Every time I think about the current state of my relationship with running, I go straight to Ross and Rachel. I mentioned last week that I had decided not to train for our local spring half-marathon. I mentioned very briefly that I was struggling with running. But I think I want to talk about it a little more.
For the last several years, running has been my power. Running fed me - physically, socially, emotionally, and financially to some degree. Running was my sweet spot. Where I felt at home. Where I could go when nothing else made sense.
But as I lost focus on my health over the last year, my running suffered. I backed out of a fall marathon. I suffered through a fall half. I wasn't able to hit my old paces or my old distances.
Something that for so long gave me energy was instead sucking it from me.
Something that gave me strength became my weakness.
But I was stubborn. And for months, I ran unhappy. I often cried in the shower after runs because I was so disappointed in all of it.
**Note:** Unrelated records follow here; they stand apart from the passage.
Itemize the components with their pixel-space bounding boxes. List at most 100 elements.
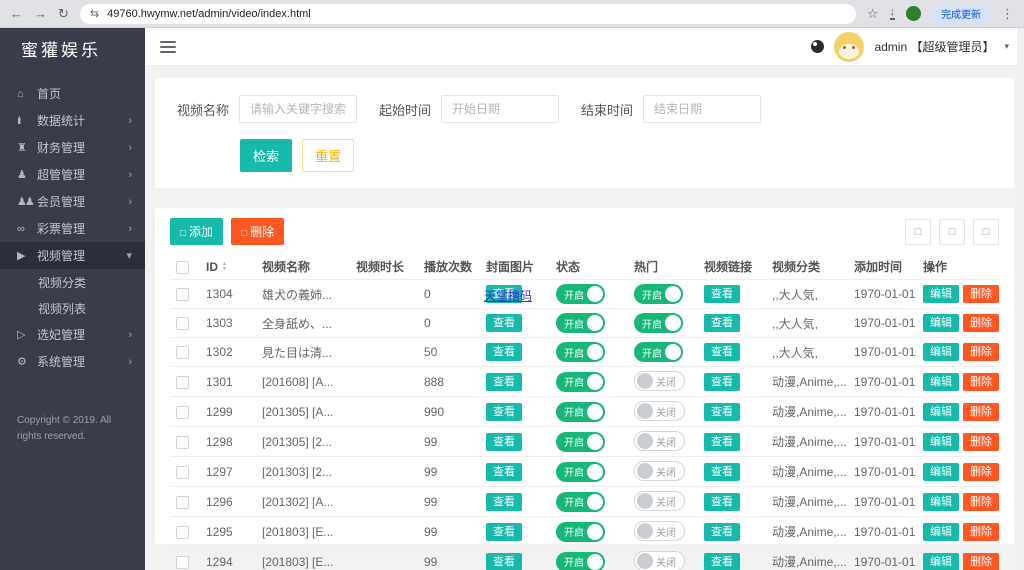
add-button[interactable]: □ 添加 <box>170 218 224 245</box>
cover-view-button[interactable]: 查看 <box>486 402 522 421</box>
row-checkbox[interactable] <box>176 525 189 539</box>
row-delete-button[interactable]: 删除 <box>963 552 999 570</box>
hot-switch[interactable]: 开启 <box>634 313 683 333</box>
row-checkbox[interactable] <box>176 375 189 389</box>
end-date-input[interactable] <box>643 95 762 123</box>
row-checkbox[interactable] <box>176 317 189 331</box>
hot-switch[interactable]: 关闭 <box>634 551 685 570</box>
row-checkbox[interactable] <box>176 435 189 449</box>
status-switch[interactable]: 开启 <box>556 284 605 304</box>
edit-button[interactable]: 编辑 <box>923 343 959 361</box>
link-view-button[interactable]: 查看 <box>704 522 740 541</box>
row-delete-button[interactable]: 删除 <box>963 522 999 541</box>
hot-switch[interactable]: 关闭 <box>634 401 685 421</box>
start-date-input[interactable] <box>441 95 560 123</box>
hot-switch[interactable]: 开启 <box>634 342 683 362</box>
edit-button[interactable]: 编辑 <box>923 462 959 481</box>
link-view-button[interactable]: 查看 <box>704 552 740 570</box>
row-delete-button[interactable]: 删除 <box>963 402 999 421</box>
hot-switch[interactable]: 关闭 <box>634 461 685 481</box>
row-delete-button[interactable]: 删除 <box>963 432 999 451</box>
cover-broken-link[interactable]: 天堂撸码 <box>484 287 532 304</box>
sidebar-item-0[interactable]: ⌂ 首页 <box>0 80 145 107</box>
edit-button[interactable]: 编辑 <box>923 314 959 332</box>
site-info-icon[interactable]: ⇆ <box>90 7 99 20</box>
sidebar-item-3[interactable]: ♟ 超管管理 › <box>0 161 145 188</box>
edit-button[interactable]: 编辑 <box>923 402 959 421</box>
back-icon[interactable]: ← <box>10 7 23 20</box>
status-switch[interactable]: 开启 <box>556 551 605 570</box>
status-switch[interactable]: 开启 <box>556 342 605 362</box>
cover-view-button[interactable]: 查看 <box>486 462 522 481</box>
edit-button[interactable]: 编辑 <box>923 285 959 303</box>
user-name[interactable]: admin 【超级管理员】 <box>874 38 994 55</box>
cover-view-button[interactable]: 查看 <box>486 432 522 451</box>
sidebar-subitem-0[interactable]: 视频分类 <box>0 269 145 295</box>
header-checkbox[interactable] <box>176 260 189 274</box>
status-switch[interactable]: 开启 <box>556 521 605 542</box>
row-checkbox[interactable] <box>176 495 189 509</box>
download-icon[interactable]: ↓ <box>889 7 895 20</box>
row-delete-button[interactable]: 删除 <box>963 462 999 481</box>
row-checkbox[interactable] <box>176 465 189 479</box>
cover-view-button[interactable]: 查看 <box>486 314 522 332</box>
hot-switch[interactable]: 开启 <box>634 284 683 304</box>
sidebar-item-7[interactable]: ▷ 选妃管理 › <box>0 321 145 348</box>
hot-switch[interactable]: 关闭 <box>634 431 685 451</box>
chrome-update-button[interactable]: 完成更新 <box>932 4 990 23</box>
table-filter-icon[interactable]: □ <box>905 218 931 245</box>
row-checkbox[interactable] <box>176 288 189 302</box>
status-switch[interactable]: 开启 <box>556 371 605 392</box>
row-checkbox[interactable] <box>176 346 189 360</box>
edit-button[interactable]: 编辑 <box>923 522 959 541</box>
browser-profile-avatar[interactable] <box>906 6 921 21</box>
page-scrollbar[interactable] <box>1017 28 1024 570</box>
edit-button[interactable]: 编辑 <box>923 492 959 511</box>
hot-switch[interactable]: 关闭 <box>634 371 685 391</box>
link-view-button[interactable]: 查看 <box>704 285 740 303</box>
link-view-button[interactable]: 查看 <box>704 343 740 361</box>
theme-palette-icon[interactable] <box>811 40 825 53</box>
bookmark-star-icon[interactable]: ☆ <box>867 7 879 20</box>
sidebar-subitem-1[interactable]: 视频列表 <box>0 295 145 321</box>
row-checkbox[interactable] <box>176 405 189 419</box>
cover-view-button[interactable]: 查看 <box>486 492 522 511</box>
sort-icon[interactable]: ▴ ▾ <box>223 261 226 272</box>
hot-switch[interactable]: 关闭 <box>634 491 685 511</box>
link-view-button[interactable]: 查看 <box>704 372 740 391</box>
sidebar-item-4[interactable]: ♟♟ 会员管理 › <box>0 188 145 215</box>
status-switch[interactable]: 开启 <box>556 313 605 333</box>
sidebar-item-8[interactable]: ⚙ 系统管理 › <box>0 348 145 375</box>
sidebar-item-2[interactable]: ♜ 财务管理 › <box>0 134 145 161</box>
table-print-icon[interactable]: □ <box>973 218 999 245</box>
video-name-input[interactable] <box>239 95 358 123</box>
link-view-button[interactable]: 查看 <box>704 314 740 332</box>
status-switch[interactable]: 开启 <box>556 401 605 422</box>
sidebar-item-5[interactable]: ∞ 彩票管理 › <box>0 215 145 242</box>
sidebar-item-6[interactable]: ▶ 视频管理 ▾ <box>0 242 145 269</box>
link-view-button[interactable]: 查看 <box>704 432 740 451</box>
cover-view-button[interactable]: 查看 <box>486 372 522 391</box>
hot-switch[interactable]: 关闭 <box>634 521 685 541</box>
status-switch[interactable]: 开启 <box>556 461 605 482</box>
cover-view-button[interactable]: 查看 <box>486 522 522 541</box>
status-switch[interactable]: 开启 <box>556 491 605 512</box>
user-avatar[interactable] <box>834 31 865 62</box>
cover-view-button[interactable]: 查看 <box>486 343 522 361</box>
link-view-button[interactable]: 查看 <box>704 402 740 421</box>
kebab-menu-icon[interactable]: ⋮ <box>1001 7 1014 20</box>
address-bar[interactable]: ⇆ 49760.hwymw.net/admin/video/index.html <box>79 3 856 24</box>
row-delete-button[interactable]: 删除 <box>963 343 999 361</box>
search-button[interactable]: 检索 <box>240 139 293 172</box>
edit-button[interactable]: 编辑 <box>923 552 959 570</box>
link-view-button[interactable]: 查看 <box>704 492 740 511</box>
edit-button[interactable]: 编辑 <box>923 432 959 451</box>
forward-icon[interactable]: → <box>34 7 47 20</box>
reset-button[interactable]: 重置 <box>302 139 355 172</box>
refresh-icon[interactable]: ↻ <box>58 7 69 20</box>
sidebar-item-1[interactable]: ılı 数据统计 › <box>0 107 145 134</box>
row-checkbox[interactable] <box>176 555 189 569</box>
row-delete-button[interactable]: 删除 <box>963 285 999 303</box>
row-delete-button[interactable]: 删除 <box>963 492 999 511</box>
status-switch[interactable]: 开启 <box>556 431 605 452</box>
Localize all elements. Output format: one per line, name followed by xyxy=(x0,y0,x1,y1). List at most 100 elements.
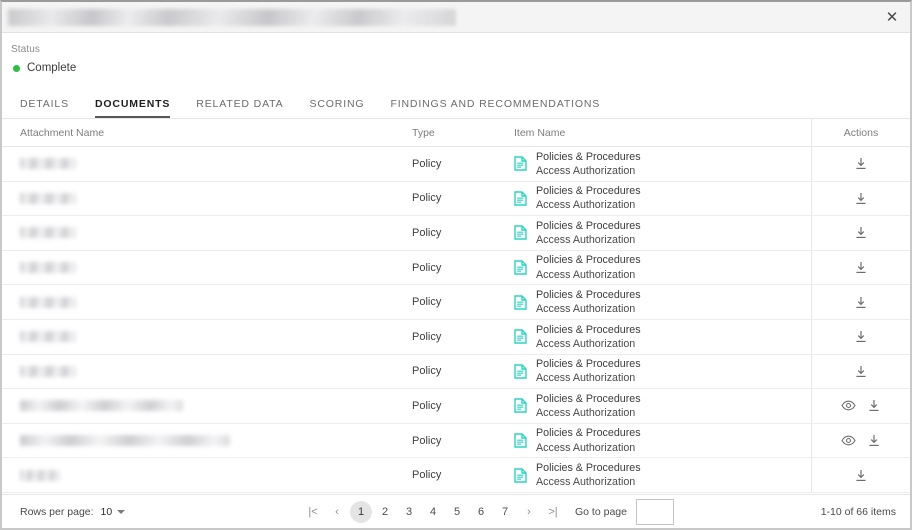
tab-documents[interactable]: DOCUMENTS xyxy=(82,98,183,118)
table-row[interactable]: Policy Policies & Procedures Access Auth… xyxy=(2,181,910,217)
status-badge: Complete xyxy=(27,62,77,74)
document-icon xyxy=(514,156,527,171)
attachment-name-redacted xyxy=(20,227,76,239)
tab-details[interactable]: DETAILS xyxy=(20,98,82,118)
download-icon[interactable] xyxy=(867,433,882,448)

And it was terrible.
Two weeks ago, I decided I was done. I was struggling on a 3 mile run. And I was just done. I went home and sent a few emails to prepare for my decision to not run the half-marathon. (I was pacing the race.) The weight lifted off of me was amazing.
I don't think that running is gone from my life. At all. I have three cardio workouts a week and my intention (weather-permitting) is for a minimum of one but preferably two of those to be runs. But runs where I don't look at my Garmin or even leave it at home. Runs for the sake of running, not for distance or pace. Just runs.
I have no training plan. I have no race. I am just running.
This past Saturday, I met my typical running friends for a run. My girls and Nathan went off in one direction and I went the other. I ran a mile to a hill I have always hated. I did hill sprints (my workout plan called for intervals). And then I ran back. It was an out-of-season beautiful day. I was feeling strong. So I just kept running. I don't know what my pace was. All I know is that I ran HARD on those hill sprints. I didn't walk as much as I have been. And it felt fantastic.
I know I will get back to running. I know that I will be a fantastic runner again. I know I am building the best runner that I have ever been.
I am not done running. We are just on a break.